Ho fatto un giro in Ciociaria, nell’entroterra del Lazio; posti meravigliosi, natura che a tratti ancora resiste alle violenze dell’urbanizzazione e delle speculazioni selvagge pateticamente mascherate da “zone industriali” o artigianali, che stuprano campagne destinate a essere immolate sull’altare del progresso.
Espressione, quest’ultima, un po’ vaga, che tuttavia trova una precisa declinazione nel Paese che si permette di trasformare in cemento 100.000 ettari l’anno di territorio: e cioè, prima di ogni altra cosa, appalti, tangenti, mazzette, riciclaggio di danaro sporco, voti di scambio, eccetera eccetera.

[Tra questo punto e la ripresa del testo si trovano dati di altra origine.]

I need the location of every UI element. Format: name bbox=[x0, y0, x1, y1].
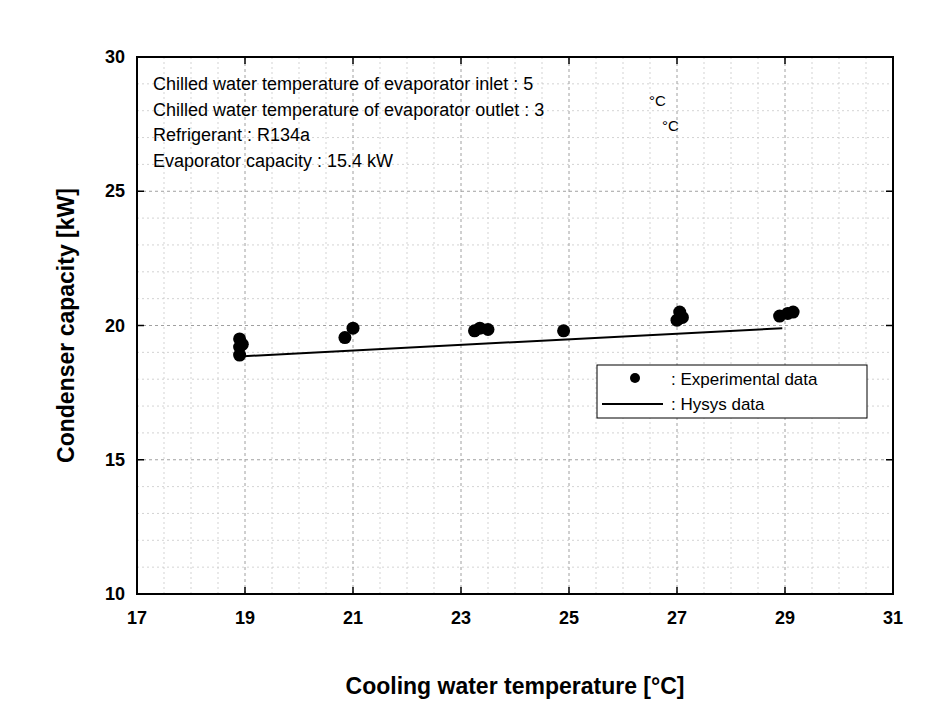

Ho visitato un piccolo borgo che nel silenzio in cui vive porta con sé ancora gioielli di arte, di cultura e di tradizione. Sono entrato in un forno che produce dolci deliziosi in 7mq, in una salsamenteria che propone miele, marmellate, carne essiccata e porchetta prodotti nell’azienda di famiglia, storicamente integrata con il territorio, l’ambiente e il paesaggio. Le persone che vivono nel paese decorano i balconi con i fiori, i passanti sono gentili e disponibili, il bar che si trova sotto il castello prepara i tavolini con cura, con una gradevole musica di sottofondo, di fronte a una vista panoramica mozzafiato.
Parlando con i negozianti e la gente in genere è venuto a galla un solo e unico tormento: bollette alle stelle, tasse, dirottamento dell’economia e dei flussi finanziari verso i feticci della globalizzazione, ossia centri commerciali, marchi globali, eccetera. E la consapevolezza della quasi totale assenza di sostegno da parte della politica, e dei politici, con buona pace di quei sindaci che resistono, che spendono anima e corpo per tirare su queste piccole bomboniere.
Ma se tutto ciò accade è anche colpa nostra, o meglio di quanti tra noi si crogiolano nell’idea che, grazie alle rutilanti meraviglie del progresso tecnologico, possono comprare online, e a metà prezzo, gli stessi dolci, lo stesso miele, la stessa marmellata di quelli prodotti nel piccolo borgo ciociaro.
Se invece di nascondersi dietro slogan buonisti e globalisti queste persone cominciassero ad andarci, nel piccolo borgo ciociaro, e a conoscere o riconoscere i paesaggi, il territorio, la musica, il cibo, la calma, la quiete e la voglia di perdere tempo in un’Italia che esiste e resiste ancora, in posti diversi da quelli che si chiamano Drink and Food, Lunch and Spritz, Food and Wine e altre minchionerie del genere…
Chissà se la voglia di essere “al passo con i tempi”, tanto per citare uno degli slogan fessi di cui sopra, ci salverà dall’estinzione.